There was chatter in May about the adrift Autostraddle writers "doing a Defector"—starting a new independent site, this time worker-owned—but that project remains hypothetical today. The future of these writers, instead, feels lonelier. Nicole is writing on Substack. So is Stratis. So even is Heather Hogan, who’s still employed full-time as a senior editor but recently turned on subscriptions for her own newsletter. Their writing still has a place to exist. But if other writers follow suit and leave Autostraddle either a husk or museum of its old self, something meaningful will have been lost. Even with all of its problems, Autostraddle was an honest-to-god coherent website where queer people gathered to share a piece of themselves and see the world through each other’s eyes. Though it clearly fell short of its goals, it attempted in its ideals to welcome all corners of the queer community and shut out those who wouldn’t do the same. Substack isn’t that. Twitter isn’t that. Without Autostraddle there will continue to be a lot of queer writers in precarious positions, only this time they won’t be in each other’s eyeline.

"The remaining writing staff is still largely POC and trans, along with other intersecting marginalized identities," one contractor said. "If Autostraddle folds tomorrow, those people are out of jobs."

The contractor added, however, "I hope whatever happens happens quickly, because this current limbo is impossible and sad."

Kincaid noted, too, that the difficulties Autostraddle had in finding advertisers outside the queer community could affect the writers trying to get work at more mainstream places.

"When you’re applying to staff writer gigs or showing your portfolio to potential content writing clients, worst-case scenario, people are grossed out and it feels radioactive, and best-case scenario, honestly, they see it as very niche and very siloed. Like, 'That’s great, but I’m not looking for gay stuff.'

"It’s frustrating, because there are so many talented people there who have done such an incredible range of work. Especially with the industry and the job market what they are right now, I’m not sure what it would look like for anybody to try to get work or position themselves as a media worker outside this very narrow, identity-based niche."

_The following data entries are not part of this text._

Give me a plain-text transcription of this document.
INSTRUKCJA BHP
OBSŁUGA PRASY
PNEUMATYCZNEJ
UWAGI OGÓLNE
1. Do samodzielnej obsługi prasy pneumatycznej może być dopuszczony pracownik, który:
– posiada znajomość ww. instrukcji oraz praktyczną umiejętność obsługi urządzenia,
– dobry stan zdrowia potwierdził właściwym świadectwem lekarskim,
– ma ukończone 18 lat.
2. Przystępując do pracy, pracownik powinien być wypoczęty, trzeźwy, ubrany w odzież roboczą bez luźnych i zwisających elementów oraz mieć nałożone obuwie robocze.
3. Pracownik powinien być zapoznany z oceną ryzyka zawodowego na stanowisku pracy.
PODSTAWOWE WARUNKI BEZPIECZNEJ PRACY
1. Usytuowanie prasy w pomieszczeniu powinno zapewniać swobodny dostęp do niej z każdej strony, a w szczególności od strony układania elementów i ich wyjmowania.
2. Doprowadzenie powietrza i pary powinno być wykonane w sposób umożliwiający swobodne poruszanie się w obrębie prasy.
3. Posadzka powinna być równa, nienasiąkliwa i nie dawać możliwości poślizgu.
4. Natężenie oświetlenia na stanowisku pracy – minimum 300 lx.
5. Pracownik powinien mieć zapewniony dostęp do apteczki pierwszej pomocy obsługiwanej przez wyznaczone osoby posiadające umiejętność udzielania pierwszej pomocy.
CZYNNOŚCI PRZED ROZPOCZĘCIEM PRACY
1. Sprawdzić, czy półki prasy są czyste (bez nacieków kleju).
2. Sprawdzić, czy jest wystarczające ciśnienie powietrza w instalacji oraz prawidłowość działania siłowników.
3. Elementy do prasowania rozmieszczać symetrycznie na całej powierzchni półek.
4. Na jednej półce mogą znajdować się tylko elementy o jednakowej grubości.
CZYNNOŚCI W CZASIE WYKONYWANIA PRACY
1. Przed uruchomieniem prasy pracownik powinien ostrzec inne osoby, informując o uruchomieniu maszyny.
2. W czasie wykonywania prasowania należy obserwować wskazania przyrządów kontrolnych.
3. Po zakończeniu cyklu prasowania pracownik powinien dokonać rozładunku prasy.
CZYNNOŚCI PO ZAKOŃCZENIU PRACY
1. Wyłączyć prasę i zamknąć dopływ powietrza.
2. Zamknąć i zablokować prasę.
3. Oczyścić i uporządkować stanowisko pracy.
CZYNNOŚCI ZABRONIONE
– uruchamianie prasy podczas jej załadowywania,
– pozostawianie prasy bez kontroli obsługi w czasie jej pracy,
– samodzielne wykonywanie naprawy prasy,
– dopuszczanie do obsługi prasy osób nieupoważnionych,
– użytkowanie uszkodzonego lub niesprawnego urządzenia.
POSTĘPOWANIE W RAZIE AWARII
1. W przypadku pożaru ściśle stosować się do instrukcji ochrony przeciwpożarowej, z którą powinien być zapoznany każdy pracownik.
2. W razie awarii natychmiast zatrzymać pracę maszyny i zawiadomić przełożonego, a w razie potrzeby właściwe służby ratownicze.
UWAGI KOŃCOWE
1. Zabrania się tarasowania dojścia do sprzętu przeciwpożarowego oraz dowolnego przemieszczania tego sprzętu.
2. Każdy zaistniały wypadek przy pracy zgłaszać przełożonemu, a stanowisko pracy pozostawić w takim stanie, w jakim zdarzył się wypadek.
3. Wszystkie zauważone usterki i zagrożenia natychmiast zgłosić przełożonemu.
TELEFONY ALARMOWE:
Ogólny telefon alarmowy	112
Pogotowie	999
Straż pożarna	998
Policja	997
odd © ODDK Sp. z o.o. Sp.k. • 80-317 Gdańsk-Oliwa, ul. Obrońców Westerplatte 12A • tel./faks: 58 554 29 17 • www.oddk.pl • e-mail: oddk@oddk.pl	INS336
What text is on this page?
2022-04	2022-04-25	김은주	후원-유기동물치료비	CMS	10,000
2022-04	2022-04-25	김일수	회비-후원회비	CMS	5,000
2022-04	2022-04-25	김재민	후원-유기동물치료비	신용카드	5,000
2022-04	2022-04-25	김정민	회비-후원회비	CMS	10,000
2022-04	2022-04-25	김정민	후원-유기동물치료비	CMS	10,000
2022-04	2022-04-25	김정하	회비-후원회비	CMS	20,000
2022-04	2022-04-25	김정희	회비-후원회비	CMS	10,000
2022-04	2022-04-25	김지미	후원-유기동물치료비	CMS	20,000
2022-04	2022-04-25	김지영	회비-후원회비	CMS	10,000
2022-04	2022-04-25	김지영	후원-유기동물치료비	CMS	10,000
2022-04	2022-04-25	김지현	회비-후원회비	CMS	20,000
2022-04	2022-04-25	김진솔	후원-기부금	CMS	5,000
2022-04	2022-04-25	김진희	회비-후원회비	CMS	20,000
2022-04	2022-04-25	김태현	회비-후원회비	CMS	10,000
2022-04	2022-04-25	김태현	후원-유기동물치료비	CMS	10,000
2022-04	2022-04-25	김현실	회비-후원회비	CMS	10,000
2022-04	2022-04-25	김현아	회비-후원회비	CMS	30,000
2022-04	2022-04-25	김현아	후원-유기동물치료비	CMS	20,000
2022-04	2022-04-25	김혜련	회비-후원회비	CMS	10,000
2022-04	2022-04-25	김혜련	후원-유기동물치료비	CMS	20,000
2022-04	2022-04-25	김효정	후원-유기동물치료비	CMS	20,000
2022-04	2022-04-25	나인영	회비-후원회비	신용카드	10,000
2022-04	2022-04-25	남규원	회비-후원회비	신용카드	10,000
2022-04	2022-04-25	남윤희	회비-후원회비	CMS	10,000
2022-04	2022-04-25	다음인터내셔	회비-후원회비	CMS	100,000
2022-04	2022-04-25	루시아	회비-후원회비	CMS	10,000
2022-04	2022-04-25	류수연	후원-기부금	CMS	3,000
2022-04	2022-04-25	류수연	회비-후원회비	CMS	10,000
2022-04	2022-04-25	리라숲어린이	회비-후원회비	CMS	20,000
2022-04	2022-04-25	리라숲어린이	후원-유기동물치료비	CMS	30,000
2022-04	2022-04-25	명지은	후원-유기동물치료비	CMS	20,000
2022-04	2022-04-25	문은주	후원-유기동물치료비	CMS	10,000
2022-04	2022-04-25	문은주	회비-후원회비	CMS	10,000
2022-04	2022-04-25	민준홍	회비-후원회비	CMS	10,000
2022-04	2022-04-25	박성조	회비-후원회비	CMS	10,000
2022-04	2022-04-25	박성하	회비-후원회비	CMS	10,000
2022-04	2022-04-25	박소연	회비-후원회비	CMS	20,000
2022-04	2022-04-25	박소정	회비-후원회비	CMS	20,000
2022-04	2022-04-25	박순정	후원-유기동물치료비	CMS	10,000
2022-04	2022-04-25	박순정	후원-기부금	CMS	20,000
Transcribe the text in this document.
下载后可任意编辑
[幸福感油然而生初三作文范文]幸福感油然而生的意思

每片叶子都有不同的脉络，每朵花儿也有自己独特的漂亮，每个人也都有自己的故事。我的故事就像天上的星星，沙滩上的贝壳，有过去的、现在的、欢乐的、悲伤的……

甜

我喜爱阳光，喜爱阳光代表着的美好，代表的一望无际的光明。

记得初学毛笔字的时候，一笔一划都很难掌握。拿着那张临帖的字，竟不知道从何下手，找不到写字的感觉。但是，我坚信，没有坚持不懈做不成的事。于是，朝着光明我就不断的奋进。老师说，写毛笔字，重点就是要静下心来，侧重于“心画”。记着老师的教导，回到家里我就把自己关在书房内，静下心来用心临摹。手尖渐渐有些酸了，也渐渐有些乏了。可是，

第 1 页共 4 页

That’s scary in itself, but for those who poured their hearts and souls into the site they could not ever own, there remains an additional regret. Regardless of her mistakes, it’s Bernard who retains full control of this place in its capacities as both a publisher and a symbol. For those who’ve left, their writing and their community still hold promise, but everything related to Autostraddle still requires Bernard’s approval. Even if that also means shouldering the financial responsibility, owning such a beloved place is no small thing.

"She’s gonna get another chance," Nicole said. "Even if she sells, she still wins, because she has all that money, and I am sitting on nothing from that site."

I asked Bernard if she agreed that she’d be the most financially and professionally secure of all those at Autostraddle after this chapter wrapped. She replied, without elaborating, “No.” The next day, she added, “I have no way of knowing this.”

This is not how miracles are supposed to end, awash in confusion and anger, with an uncertain and doubt-filed future. But miracles and the people who make them happen are two different things, and anyone who appreciated Autostraddle should hope the next chapter makes that clear. Just as the closing of a concert hall doesn't remove its musicians' ability to play, or the shuttering of a restaurant doesn't stop its chefs from knowing how to cook, the end of Autostraddle isn't the end of the writers who gave it meaning. There will still be queer writing on the internet for as long as there's an internet. And after it's gone, there will still be queer writers.